MMDCCXII1/2:  Such a title!  Why the Roman numerals?  2713 1/2 doesn't elucidate a thing .  One thought is roman numerals and New York apartments accommodating an influx of people bringing their history and assimilating as they can to whatever America is offering.  The "one half" leaves conjecture as to the subdividing.  14 lines begs examination of sonnet structure... and the craft of the poem certainly is outstanding.  The opening line repeated in the last, with the "cruelty" turned plural makes a poignant punch.  The "hasp", the repeated double o of door, single o of lock, slumlord, both of us -- but who is "us"? in which room...  and who and how is the dance "like electrons out of each other's way"? 

Haunting and powerful.

Do check out this strong portfolio of photographs http://tomclarkblog.blogspot.com/2015/05/lorenzo-thomas-mmdccxiii-12.html


Dictionary of the Wolf.  Another sonnet... quotations... all from Lincoln?  Juxtaposed with   

with the second stanza.  Who is the grizzled axman?  More by this poet  perhaps gives clue:  Check out this  Italian website (but in English, scroll down: https://poetassigloveintiuno.blogspot.com/2016/10/melvin-b-tolson-19214.html

We commented on how the density of of the language disguised at first the  end rhymes.

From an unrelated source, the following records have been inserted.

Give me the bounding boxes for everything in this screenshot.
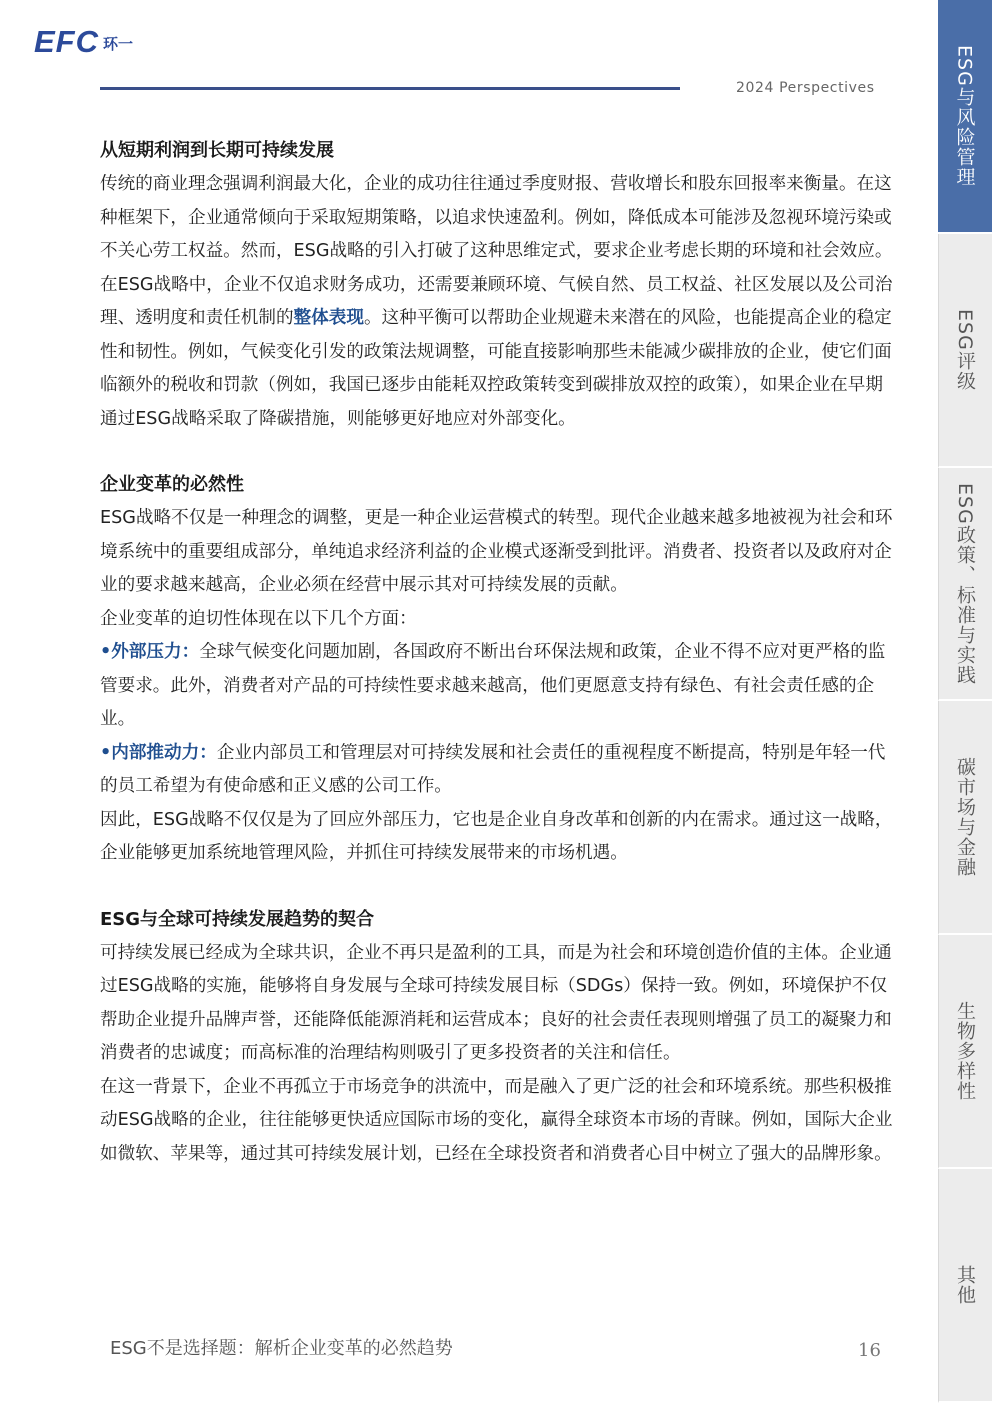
bullet-item [100,636,900,737]
bullet-key: •内部推动力： [100,742,217,763]
footer-title: ESG不是选择题：解析企业变革的必然趋势 [110,1338,453,1359]
highlight-term: 整体表现 [293,308,364,328]
paragraph-text: 。这种平衡可以帮助企业规避未来潜在的风险，也能提高企业的稳定性和韧性。例如，气候变化引发的政策法规调整，可能直接影响那些未能减少碳排放的企业，使它们面临额外的税收和罚款（例如，我国已逐步由能耗双控政策转变到碳排放双控的政策），如果企业在早期通过ESG战略采取了降碳措施，则能够更好地应对外部变化。 [100,308,892,429]
logo-sub: 环一 [103,35,134,53]
section-heading: 从短期利润到长期可持续发展 [100,140,334,161]
tab-biodiversity[interactable] [938,935,992,1169]
side-nav [938,0,992,1403]
paragraph: 企业变革的迫切性体现在以下几个方面： [100,608,417,629]
tab-label: ESG与风险管理 [953,45,976,187]
paragraph: 可持续发展已经成为全球共识，企业不再只是盈利的工具，而是为社会和环境创造价值的主体。企业通过ESG战略的实施，能够将自身发展与全球可持续发展目标（SDGs）保持一致。例如，环境保护不仅帮助企业提升品牌声誉，还能降低能源消耗和运营成本；良好的社会责任表现则增强了员工的凝聚力和消费者的忠诚度；而高标准的治理结构则吸引了更多投资者的关注和信任。 [100,942,892,1063]
bullet-item [100,737,900,804]
header-year-label: 2024 Perspectives [736,80,875,96]
section-heading: ESG与全球可持续发展趋势的契合 [100,908,375,930]
paragraph [100,269,900,437]
paragraph: ESG战略不仅是一种理念的调整，更是一种企业运营模式的转型。现代企业越来越多地被视为社会和环境系统中的重要组成部分，单纯追求经济利益的企业模式逐渐受到批评。消费者、投资者以及政府对企业的要求越来越高，企业必须在经营中展示其对可持续发展的贡献。 [100,508,893,595]
bullet-text: 企业内部员工和管理层对可持续发展和社会责任的重视程度不断提高，特别是年轻一代的员工希望为有使命感和正义感的公司工作。 [100,742,886,796]
bullet-key: •外部压力： [100,642,200,662]
tab-esg-rating[interactable] [938,234,992,468]
page-number: 16 [858,1340,881,1361]
paragraph: 在这一背景下，企业不再孤立于市场竞争的洪流中，而是融入了更广泛的社会和环境系统。那些积极推动ESG战略的企业，往往能够更快适应国际市场的变化，赢得全球资本市场的青睐。例如，国际大企业如微软、苹果等，通过其可持续发展计划，已经在全球投资者和消费者心目中树立了强大的品牌形象。 [100,1076,893,1164]
tab-esg-policy-standards[interactable] [938,468,992,702]
tab-label: ESG政策、标准与实践 [954,482,976,685]
header-divider [100,87,680,90]
paragraph: 传统的商业理念强调利润最大化，企业的成功往往通过季度财报、营收增长和股东回报率来衡量。在这种框架下，企业通常倾向于采取短期策略，以追求快速盈利。例如，降低成本可能涉及忽视环境污染或不关心劳工权益。然而，ESG战略的引入打破了这种思维定式，要求企业考虑长期的环境和社会效应。 [100,174,893,261]
tab-label: ESG评级 [954,308,976,391]
tab-label: 碳市场与金融 [954,757,976,878]
bullet-text: 全球气候变化问题加剧，各国政府不断出台环保法规和政策，企业不得不应对更严格的监管要求。此外，消费者对产品的可持续性要求越来越高，他们更愿意支持有绿色、有社会责任感的企业。 [100,642,886,729]
paragraph-text: 在ESG战略中，企业不仅追求财务成功，还需要兼顾环境、气候自然、员工权益、社区发展以及公司治理、透明度和责任机制的 [100,274,893,328]
tab-other[interactable] [938,1169,992,1403]
tab-label: 生物多样性 [954,1001,976,1102]
efc-logo [34,26,133,57]
logo-mark: EFC [34,24,99,59]
article-body [100,134,900,1171]
tab-carbon-market-finance[interactable] [938,701,992,935]
section-gap [100,436,900,468]
tab-esg-risk-management[interactable] [938,0,992,234]
tab-label: 其他 [954,1265,976,1306]
paragraph: 因此，ESG战略不仅仅是为了回应外部压力，它也是企业自身改革和创新的内在需求。通过这一战略，企业能够更加系统地管理风险，并抓住可持续发展带来的市场机遇。 [100,809,893,863]
section-gap [100,871,900,903]
section-heading: 企业变革的必然性 [100,474,244,495]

Noted as a modernist, indeed,  Tolson is brilliant in his combining form to serve a subtext .



The Cradle Logic of Autumn: 

About Wright’s work, critic Harold Bloom wrote, “As an immensely learned poet, Wright tries to defend himself against incessant allusiveness by stripping his diction, sometimes to an astonishing sparseness…

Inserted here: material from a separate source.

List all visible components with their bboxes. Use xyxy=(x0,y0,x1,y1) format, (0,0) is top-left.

read more here: https://www.jstor.org/stable/2930927?seq=1


We limped through the words of Molinari (who provided the epigraph) -- I am thinking it is this Argentinian poet speaking of a long sadness.. dry flowers, parrots, a certain river of flame? https://en.wikipedia.org/wiki/Ricardo_Molinari

In four stanzas, a sense of imminent death... meditation allowing us to hook into what might be familiar... 

What is cradle logic? The words will not tell and yet, there is a sense one need not know more than their sound, taken on faith.


Menace to:  to what? to whom? Powerful impact which promoted quite a discussion!  Can money nurture... double disappointment when what should is contaminated.. repeated enemy and enemies ...

The note about the poem allowed us to see the point that as white people, we do not begin to understand how it is to be black, where one's ID is on the skin.  

Without the note, one thinks of how we are spied on by our connections to digital devices... but we are the ones inviting the spy by our use... connected but disembodied.